Membagikan "BAB II TINJAUAN TEORI"

Copied!
19
0
0

Teks penuh

(1)

7 BAB II TINJAUAN TEORI 2.1. Telaah Pustaka 2.1.1. Timus A. Anatomi Timus.

Timus merupakan organ bilateral limpoepitelial yang terletak di belakang sternum,dalam mediastinum superior perikardial, dan ventraldari pembuluh darah mayor jantung (Astrazeneca, 2006). Timus Merupakan organ kecil berkapsul yang memiliki dua lobus. Setiap lobus berasal dari embrional kantong faringeal ketiga (dan mungkin keempat). Limfosit T yang masuk timus untuk mengalami kompetensi imunologi berasal dari mesoderm (Leslie, 2014). Gambar anatomi timus dapat dilihat pada Gambar 1.

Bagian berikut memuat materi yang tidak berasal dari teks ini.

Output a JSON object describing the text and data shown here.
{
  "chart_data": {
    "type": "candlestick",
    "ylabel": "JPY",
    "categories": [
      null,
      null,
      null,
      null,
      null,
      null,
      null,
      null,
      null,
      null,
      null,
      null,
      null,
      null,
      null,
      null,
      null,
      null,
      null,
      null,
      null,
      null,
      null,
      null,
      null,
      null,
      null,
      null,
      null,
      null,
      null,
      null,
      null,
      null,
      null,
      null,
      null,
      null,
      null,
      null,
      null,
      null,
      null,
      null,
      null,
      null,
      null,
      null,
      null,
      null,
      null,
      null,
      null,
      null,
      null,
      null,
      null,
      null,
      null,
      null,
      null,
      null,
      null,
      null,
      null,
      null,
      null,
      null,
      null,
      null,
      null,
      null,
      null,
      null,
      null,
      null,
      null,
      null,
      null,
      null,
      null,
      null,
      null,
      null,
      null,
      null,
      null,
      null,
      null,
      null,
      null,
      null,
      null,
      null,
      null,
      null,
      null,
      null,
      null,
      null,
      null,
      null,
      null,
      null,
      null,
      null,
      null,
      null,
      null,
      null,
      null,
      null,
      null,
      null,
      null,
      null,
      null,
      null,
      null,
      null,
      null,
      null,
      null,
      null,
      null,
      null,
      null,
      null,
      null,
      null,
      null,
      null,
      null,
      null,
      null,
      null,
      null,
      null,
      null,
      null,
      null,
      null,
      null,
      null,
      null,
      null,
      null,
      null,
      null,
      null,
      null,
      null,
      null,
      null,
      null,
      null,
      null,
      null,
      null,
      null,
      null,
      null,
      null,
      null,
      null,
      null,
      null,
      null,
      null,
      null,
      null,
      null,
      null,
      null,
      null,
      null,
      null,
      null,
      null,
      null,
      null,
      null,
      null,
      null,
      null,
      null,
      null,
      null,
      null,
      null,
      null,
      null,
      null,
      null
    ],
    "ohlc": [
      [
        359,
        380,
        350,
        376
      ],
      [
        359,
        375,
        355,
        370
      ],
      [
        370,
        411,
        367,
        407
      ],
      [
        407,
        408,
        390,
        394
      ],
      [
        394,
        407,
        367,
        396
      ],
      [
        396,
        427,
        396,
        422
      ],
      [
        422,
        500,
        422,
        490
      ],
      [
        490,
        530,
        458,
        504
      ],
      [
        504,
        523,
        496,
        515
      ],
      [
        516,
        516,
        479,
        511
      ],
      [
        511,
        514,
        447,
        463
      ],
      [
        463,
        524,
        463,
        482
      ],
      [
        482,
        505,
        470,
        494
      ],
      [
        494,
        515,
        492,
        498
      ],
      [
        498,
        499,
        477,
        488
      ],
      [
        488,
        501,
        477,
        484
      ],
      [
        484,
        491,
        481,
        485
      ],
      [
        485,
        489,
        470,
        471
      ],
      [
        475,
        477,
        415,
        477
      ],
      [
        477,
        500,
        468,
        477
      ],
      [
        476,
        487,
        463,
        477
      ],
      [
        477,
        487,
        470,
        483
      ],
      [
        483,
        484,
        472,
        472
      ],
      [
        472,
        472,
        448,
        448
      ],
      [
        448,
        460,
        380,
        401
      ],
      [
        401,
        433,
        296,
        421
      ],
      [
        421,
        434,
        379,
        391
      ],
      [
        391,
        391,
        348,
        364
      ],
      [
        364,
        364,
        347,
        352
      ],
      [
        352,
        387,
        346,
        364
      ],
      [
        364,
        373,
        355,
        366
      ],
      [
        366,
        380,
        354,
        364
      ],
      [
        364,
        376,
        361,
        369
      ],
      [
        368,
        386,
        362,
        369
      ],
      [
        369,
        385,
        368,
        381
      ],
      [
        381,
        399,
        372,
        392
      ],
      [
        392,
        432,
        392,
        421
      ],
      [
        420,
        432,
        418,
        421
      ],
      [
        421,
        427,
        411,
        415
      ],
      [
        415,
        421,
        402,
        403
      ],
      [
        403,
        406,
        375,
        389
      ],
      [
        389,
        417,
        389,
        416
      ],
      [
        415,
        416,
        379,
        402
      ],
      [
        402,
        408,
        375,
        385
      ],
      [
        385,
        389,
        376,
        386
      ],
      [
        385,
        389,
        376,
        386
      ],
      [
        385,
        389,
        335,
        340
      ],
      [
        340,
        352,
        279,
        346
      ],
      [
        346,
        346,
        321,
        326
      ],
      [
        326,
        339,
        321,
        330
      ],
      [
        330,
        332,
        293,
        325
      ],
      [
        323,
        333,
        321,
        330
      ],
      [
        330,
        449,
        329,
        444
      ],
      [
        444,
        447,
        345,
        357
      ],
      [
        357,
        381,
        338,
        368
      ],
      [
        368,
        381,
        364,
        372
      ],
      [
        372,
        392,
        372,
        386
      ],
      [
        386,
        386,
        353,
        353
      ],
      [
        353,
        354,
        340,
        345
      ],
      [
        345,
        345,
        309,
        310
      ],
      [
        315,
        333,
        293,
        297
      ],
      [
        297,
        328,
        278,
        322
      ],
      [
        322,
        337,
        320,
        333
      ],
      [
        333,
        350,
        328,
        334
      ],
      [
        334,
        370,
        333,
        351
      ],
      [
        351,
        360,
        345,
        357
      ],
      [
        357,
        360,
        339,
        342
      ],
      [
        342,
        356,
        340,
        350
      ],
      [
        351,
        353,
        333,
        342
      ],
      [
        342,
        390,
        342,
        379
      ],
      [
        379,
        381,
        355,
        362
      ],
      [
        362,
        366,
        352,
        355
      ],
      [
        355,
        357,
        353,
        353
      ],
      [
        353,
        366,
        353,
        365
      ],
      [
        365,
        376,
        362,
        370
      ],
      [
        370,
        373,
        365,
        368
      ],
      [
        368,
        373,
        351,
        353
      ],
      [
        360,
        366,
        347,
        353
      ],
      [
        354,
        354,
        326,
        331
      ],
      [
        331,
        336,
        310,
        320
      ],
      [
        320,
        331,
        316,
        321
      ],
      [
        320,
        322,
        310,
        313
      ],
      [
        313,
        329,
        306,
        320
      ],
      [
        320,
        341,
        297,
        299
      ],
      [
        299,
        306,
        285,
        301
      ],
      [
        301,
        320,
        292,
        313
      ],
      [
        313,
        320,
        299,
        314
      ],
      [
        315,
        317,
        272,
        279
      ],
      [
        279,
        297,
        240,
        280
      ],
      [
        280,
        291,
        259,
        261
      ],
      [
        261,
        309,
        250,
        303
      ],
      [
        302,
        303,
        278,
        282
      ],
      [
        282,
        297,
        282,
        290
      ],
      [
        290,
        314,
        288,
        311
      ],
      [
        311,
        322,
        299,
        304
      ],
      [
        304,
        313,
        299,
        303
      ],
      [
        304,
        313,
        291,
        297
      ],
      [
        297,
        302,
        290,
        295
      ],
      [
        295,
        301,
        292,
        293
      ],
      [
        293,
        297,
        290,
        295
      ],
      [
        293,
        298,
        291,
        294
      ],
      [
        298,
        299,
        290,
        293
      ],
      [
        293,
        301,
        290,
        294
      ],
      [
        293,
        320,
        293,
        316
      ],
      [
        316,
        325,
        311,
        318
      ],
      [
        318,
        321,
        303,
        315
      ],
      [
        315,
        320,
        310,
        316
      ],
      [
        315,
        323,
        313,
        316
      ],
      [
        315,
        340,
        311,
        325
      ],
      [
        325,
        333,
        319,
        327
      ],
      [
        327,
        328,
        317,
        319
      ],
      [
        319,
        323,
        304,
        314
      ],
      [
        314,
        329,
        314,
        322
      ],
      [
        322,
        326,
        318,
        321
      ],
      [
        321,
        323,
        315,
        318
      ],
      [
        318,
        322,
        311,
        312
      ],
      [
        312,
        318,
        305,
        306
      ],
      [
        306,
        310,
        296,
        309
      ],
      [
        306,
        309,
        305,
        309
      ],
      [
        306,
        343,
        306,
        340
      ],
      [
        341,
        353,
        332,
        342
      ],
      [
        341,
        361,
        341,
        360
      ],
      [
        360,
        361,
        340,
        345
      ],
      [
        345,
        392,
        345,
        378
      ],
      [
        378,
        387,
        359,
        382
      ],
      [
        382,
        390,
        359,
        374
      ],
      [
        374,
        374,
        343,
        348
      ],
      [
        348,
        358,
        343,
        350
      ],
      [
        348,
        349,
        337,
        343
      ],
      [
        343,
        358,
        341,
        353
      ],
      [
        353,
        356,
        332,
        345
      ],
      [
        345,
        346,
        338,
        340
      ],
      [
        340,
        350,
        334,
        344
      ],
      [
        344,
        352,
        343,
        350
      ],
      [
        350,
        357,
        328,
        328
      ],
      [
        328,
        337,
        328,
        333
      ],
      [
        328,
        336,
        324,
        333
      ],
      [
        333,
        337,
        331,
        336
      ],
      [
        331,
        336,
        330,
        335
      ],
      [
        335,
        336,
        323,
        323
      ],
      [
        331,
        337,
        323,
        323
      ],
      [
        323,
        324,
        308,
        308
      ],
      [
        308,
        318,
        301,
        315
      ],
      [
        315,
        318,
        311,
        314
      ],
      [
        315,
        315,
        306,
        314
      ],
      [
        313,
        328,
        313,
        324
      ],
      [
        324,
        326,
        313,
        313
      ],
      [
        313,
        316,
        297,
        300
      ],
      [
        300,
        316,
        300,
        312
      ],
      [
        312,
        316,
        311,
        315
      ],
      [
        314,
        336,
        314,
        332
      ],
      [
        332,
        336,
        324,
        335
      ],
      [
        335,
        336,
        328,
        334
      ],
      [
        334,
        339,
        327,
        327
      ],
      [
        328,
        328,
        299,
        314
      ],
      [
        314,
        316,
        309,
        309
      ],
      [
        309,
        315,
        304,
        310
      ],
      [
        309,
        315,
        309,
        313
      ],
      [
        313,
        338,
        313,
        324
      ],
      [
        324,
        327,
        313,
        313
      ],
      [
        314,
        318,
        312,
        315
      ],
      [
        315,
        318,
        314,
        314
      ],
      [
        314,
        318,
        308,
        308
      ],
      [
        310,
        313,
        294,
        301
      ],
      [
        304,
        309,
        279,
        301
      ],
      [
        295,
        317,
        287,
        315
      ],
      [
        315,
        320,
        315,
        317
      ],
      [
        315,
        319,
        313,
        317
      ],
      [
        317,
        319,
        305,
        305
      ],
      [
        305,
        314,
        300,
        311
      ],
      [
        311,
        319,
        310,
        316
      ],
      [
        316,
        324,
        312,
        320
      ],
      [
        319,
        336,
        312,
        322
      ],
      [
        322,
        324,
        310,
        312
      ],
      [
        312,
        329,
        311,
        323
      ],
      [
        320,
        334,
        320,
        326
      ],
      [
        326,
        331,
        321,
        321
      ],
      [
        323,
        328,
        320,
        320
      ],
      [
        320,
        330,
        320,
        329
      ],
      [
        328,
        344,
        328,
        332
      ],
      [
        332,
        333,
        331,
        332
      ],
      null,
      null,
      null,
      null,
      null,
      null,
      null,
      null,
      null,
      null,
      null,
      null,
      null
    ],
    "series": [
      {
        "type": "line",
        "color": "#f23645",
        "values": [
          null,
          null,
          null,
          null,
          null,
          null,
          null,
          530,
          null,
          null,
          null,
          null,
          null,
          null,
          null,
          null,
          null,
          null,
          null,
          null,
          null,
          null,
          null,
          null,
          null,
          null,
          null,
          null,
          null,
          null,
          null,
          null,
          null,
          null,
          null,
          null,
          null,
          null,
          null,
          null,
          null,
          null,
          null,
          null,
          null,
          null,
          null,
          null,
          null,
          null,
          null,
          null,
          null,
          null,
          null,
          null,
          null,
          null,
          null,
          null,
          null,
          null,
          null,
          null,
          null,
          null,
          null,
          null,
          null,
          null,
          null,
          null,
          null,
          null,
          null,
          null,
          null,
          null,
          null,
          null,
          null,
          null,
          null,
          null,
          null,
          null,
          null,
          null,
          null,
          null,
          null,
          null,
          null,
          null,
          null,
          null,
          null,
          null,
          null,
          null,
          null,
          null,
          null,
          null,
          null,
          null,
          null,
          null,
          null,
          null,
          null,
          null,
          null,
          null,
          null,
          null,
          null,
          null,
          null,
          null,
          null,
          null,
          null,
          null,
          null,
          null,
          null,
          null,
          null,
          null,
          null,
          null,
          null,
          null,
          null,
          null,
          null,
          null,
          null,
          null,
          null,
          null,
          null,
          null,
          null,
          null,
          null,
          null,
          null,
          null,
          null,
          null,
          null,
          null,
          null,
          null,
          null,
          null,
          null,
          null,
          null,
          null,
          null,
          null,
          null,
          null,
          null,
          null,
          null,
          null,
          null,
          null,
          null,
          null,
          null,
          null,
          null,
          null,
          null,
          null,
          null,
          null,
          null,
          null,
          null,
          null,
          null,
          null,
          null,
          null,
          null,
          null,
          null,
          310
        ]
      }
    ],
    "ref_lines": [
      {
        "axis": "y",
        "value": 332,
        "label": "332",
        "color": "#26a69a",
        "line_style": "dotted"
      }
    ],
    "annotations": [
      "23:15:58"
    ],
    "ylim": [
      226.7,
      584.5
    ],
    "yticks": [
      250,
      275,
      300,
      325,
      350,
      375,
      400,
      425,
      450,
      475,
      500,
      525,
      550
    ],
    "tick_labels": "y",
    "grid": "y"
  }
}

Gambar 1. Anatomi Timus pada orang dewasa (Tortora & derickson, 2011)

(2)

Timus terdiri dari dua lobus yang dibungkus oleh kapsul yang terdiri atas jaringan ikat kolagen padat dan tidak teratur. Perluasan kapsul yang disebut trabekula yang membentuk septa menembus kedalam parenkim lobus dan membagi lobus menjadi lobulus yang inkomplet dengan kontinuitas antara korteks dan medula lobulus yang berdekatan, trabekula terdiri atas serat-serat kolagen dengan sedikit serat elastin dan septa interlobular meluas menyusup dari simpai sampai ke medula dan memisah-misahkan lobulus satu terhadap lainnya (Mescher, 2012). Setiap lobulus memiliki daerah tepi yang gelap dan dikenal sebagai korteks dan bagian pusat yang terang disebut medula (Gambar 2 dan 3) (Tortora, 2011).

(3)

Gambar 3. Histologi timus (Ross, 2001)

B. Histologi Timus 1. Korteks Timus

Korteks timus secara histologis tampak lebih gelap dari pada medula karena keberadaan sejumlah besar limfosit T (timosit). Sel T yang inkompeten secara imunologis meninggalkan sumsum tulang dan bermigrasi ke perifer korteks timus kemudian membelah dengan mitosis, tempat mereka mengalami proliferasi yang ekstensif dan diarahkan menjadi sel T yang imunokompeten. Selain limfosit, korteks mengandung makrofag dan sel retikulem epitel. Pada manusia dipercaya bahwa sel retikulum epitelial berasal dari endoderm kantung faring ketiga (dan mungkin keempat). Terdapat tiga tipe sel retikulum epitelial dalam korteks timus:

 Sel tipe I memisahkan korteks dari kapsul jaringan ikat dan trabekula dan mengelilingi unsur vaskular dalam korteks. Sel ini membentuk zonula okludens/ tight junction satu sama lain, mengisolasi korteks timus secara menyeluruh dari bagian tubuh lain..

(4)

 Sel tipe II terletak pada daerah korteks pertengahan (midcortex).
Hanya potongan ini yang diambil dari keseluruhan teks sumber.